Já ouvi de um empreiteiro que ficou preso
em Curitiba, com visitas periódicas, geladeira, livros e televisão na cela, que
seu tempo na cadeia tinha sido uma tortura. Mas nunca imaginei que partidos que
se dizem de esquerda lançariam mão de um argumento desses em defesa de
empresários que confessaram corrupção e continuaram ricos.
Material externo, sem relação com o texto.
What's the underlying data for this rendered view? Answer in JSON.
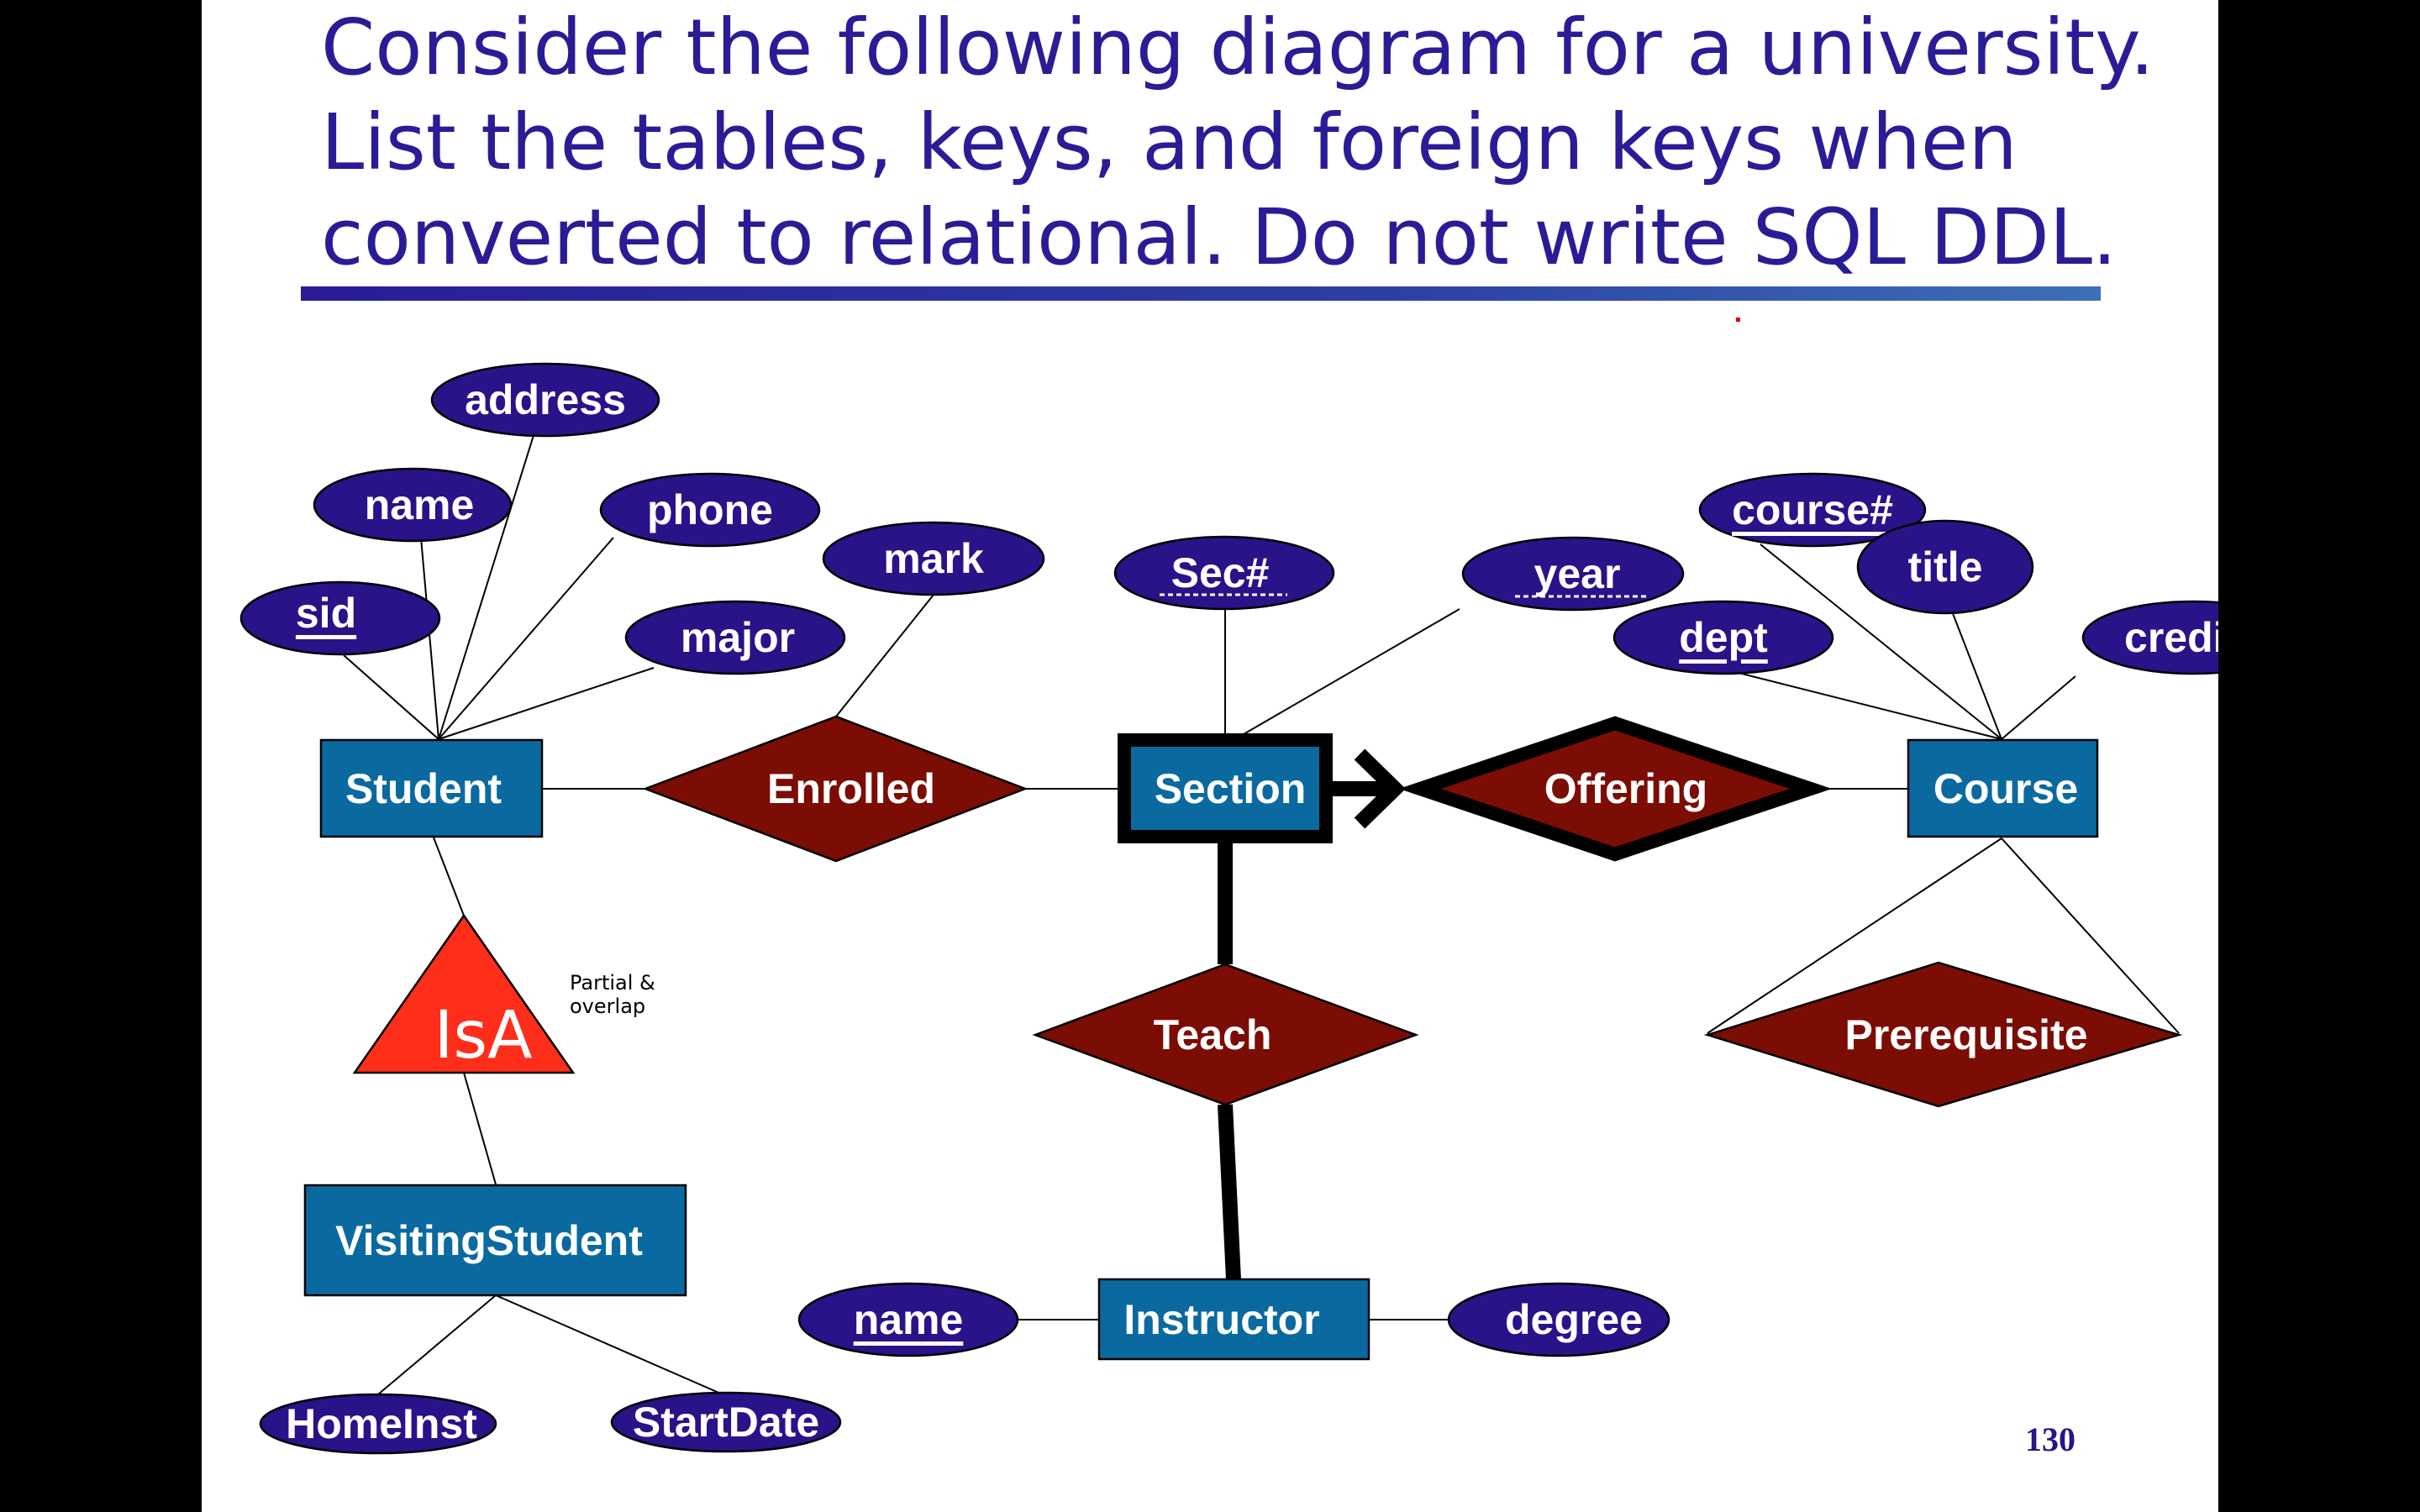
{
  "title": {
    "lines": [
      "Consider the following diagram for a university.",
      "List the tables, keys, and foreign keys when",
      "converted to relational.  Do not write SQL DDL."
    ]
  },
  "entities": {
    "student": "Student",
    "section": "Section",
    "course": "Course",
    "visiting_student": "VisitingStudent",
    "instructor": "Instructor"
  },
  "relationships": {
    "enrolled": "Enrolled",
    "offering": "Offering",
    "teach": "Teach",
    "prerequisite": "Prerequisite"
  },
  "attributes": {
    "address": "address",
    "student_name": "name",
    "phone": "phone",
    "sid": "sid",
    "major": "major",
    "mark": "mark",
    "sec_no": "Sec#",
    "year": "year",
    "course_no": "course#",
    "title": "title",
    "dept": "dept",
    "credits": "credits",
    "home_inst": "HomeInst",
    "start_date": "StartDate",
    "instructor_name": "name",
    "degree": "degree"
  },
  "isa": {
    "label": "IsA",
    "note_line1": "Partial &",
    "note_line2": "overlap"
  },
  "page_number": "130"
}
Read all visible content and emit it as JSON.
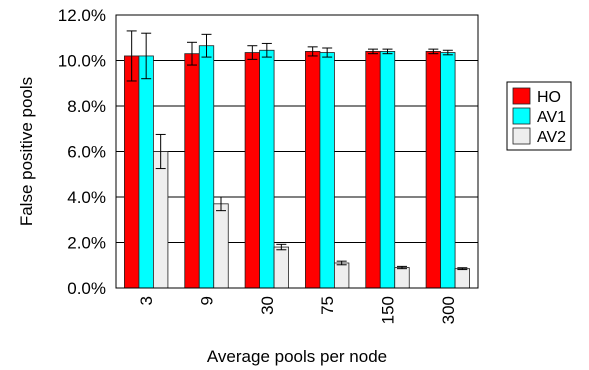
{
  "chart_data": {
    "type": "bar",
    "title": "",
    "xlabel": "Average pools per node",
    "ylabel": "False positive pools",
    "categories": [
      "3",
      "9",
      "30",
      "75",
      "150",
      "300"
    ],
    "ylim": [
      0,
      12
    ],
    "yticks": [
      0,
      2,
      4,
      6,
      8,
      10,
      12
    ],
    "ytick_labels": [
      "0.0%",
      "2.0%",
      "4.0%",
      "6.0%",
      "8.0%",
      "10.0%",
      "12.0%"
    ],
    "grid": "horizontal",
    "legend_position": "right",
    "series": [
      {
        "name": "HO",
        "color": "#ff0000",
        "values": [
          10.2,
          10.3,
          10.35,
          10.4,
          10.4,
          10.4
        ],
        "errors": [
          1.1,
          0.5,
          0.3,
          0.2,
          0.1,
          0.1
        ]
      },
      {
        "name": "AV1",
        "color": "#00ffff",
        "values": [
          10.2,
          10.65,
          10.45,
          10.35,
          10.4,
          10.35
        ],
        "errors": [
          1.0,
          0.5,
          0.3,
          0.2,
          0.1,
          0.1
        ]
      },
      {
        "name": "AV2",
        "color": "#eeeeee",
        "values": [
          6.0,
          3.7,
          1.8,
          1.1,
          0.9,
          0.85
        ],
        "errors": [
          0.75,
          0.3,
          0.12,
          0.08,
          0.05,
          0.04
        ]
      }
    ]
  }
}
Os dirigentes das legendas dizem que
defendem os empregos perdidos, já que atribuem aos acordos a quebra das
empreiteiras. É uma falácia muito repetida pelo próprio Lula. A Odebrecht,
frequentemente usada como exemplo, quebrou porque tinha a corrupção como modus
operandi, e não porque fez leniência.
A empresa sempre operou pedalando enormes
dívidas, que só se garantiam pela certeza de que nunca faltariam contratos e
crédito com o setor público — obtidos à base de propinas. Construtoras menos
dependentes da corrupção fizeram leniência e sobreviveram. Ou migraram para
outras áreas de negócios (como Camargo Corrêa ou Andrade Gutierrez), enquanto
empresas de outros setores voltaram a crescer — como a JBS.
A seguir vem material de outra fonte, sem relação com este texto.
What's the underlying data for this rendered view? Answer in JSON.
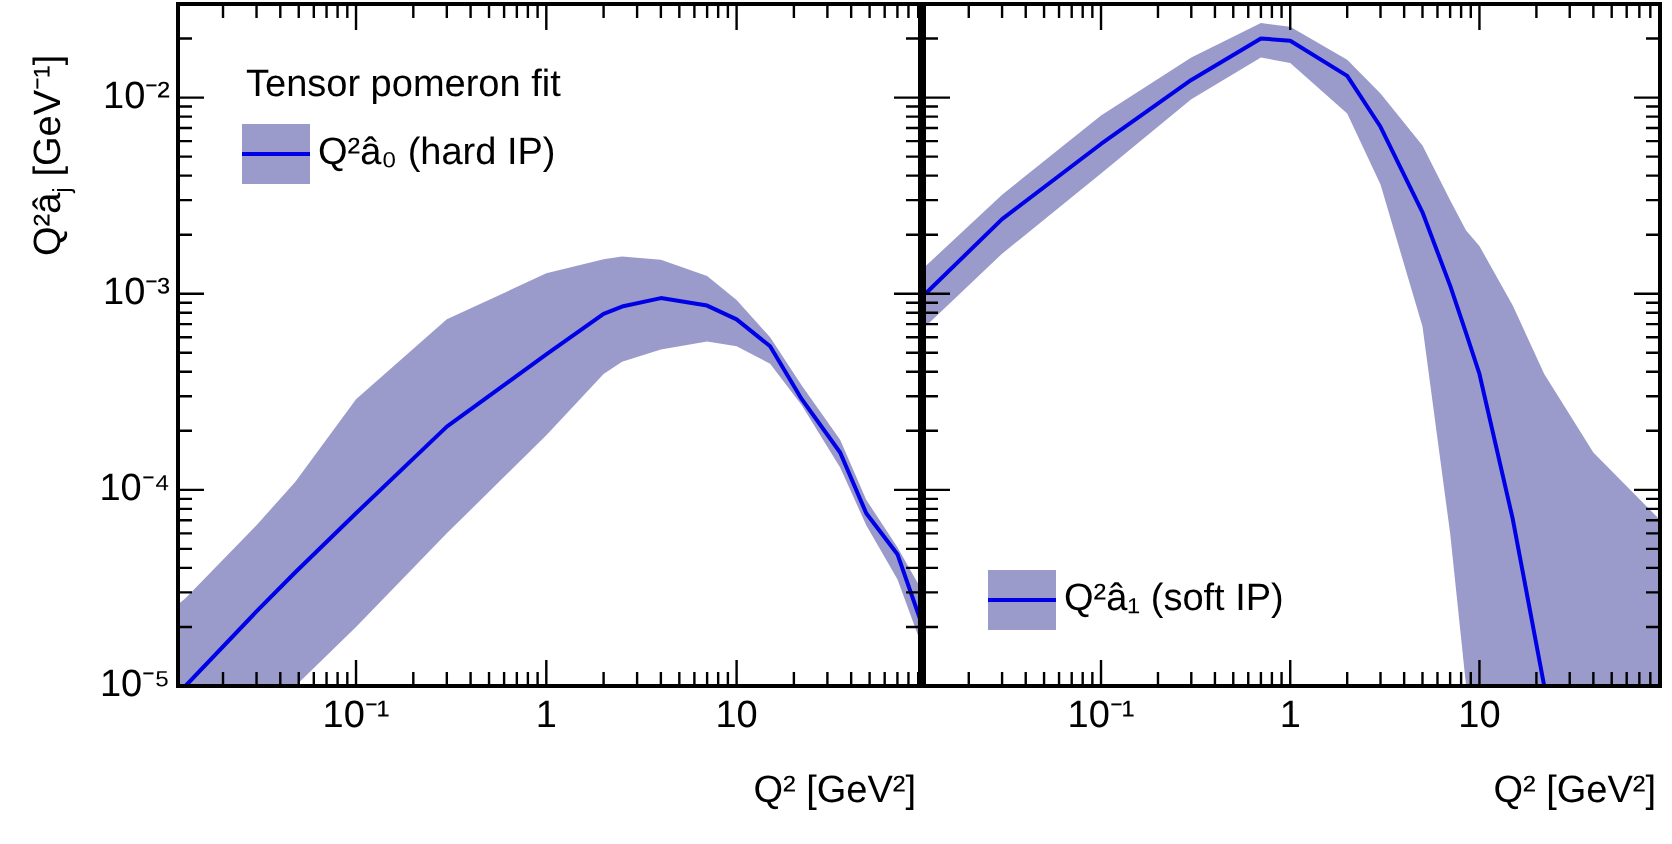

Vários advogados de construtoras me
disseram estar preocupados com a ação do PSOL. Afinal, se o STF considerar que
os acordos são inválidos em razão de coação, terá de anular tudo, e não só as
multas. Isso faria com que suas clientes fossem declaradas inidôneas, perdendo
o direito de contratar com o Estado e de tomar crédito de bancos públicos,
obtidos justamente por causa da leniência.
Nada disso implica dizer que os acordos não
tenham problemas. No exterior, onde funcionam melhor, os controladores são
afastados para que a empresa continue funcionando e os empregos sejam
preservados. Os diálogos captados pela Vaza-Jato, porém, mostram que essa
alternativa era tabu para a Lava-Jato — tanto que todos os donos continuaram no
comando, mesmo condenados.
Os longos prazos de pagamento das multas
também acabaram por invalidar que os valores vultosos fossem efetivamente
recebidos. É preciso ainda aprimorar a gestão dos acordos, com mais coordenação
entre Ministério Público, Controladoria-Geral da União e Tribunal de Contas da
União, para dar segurança jurídica às empresas.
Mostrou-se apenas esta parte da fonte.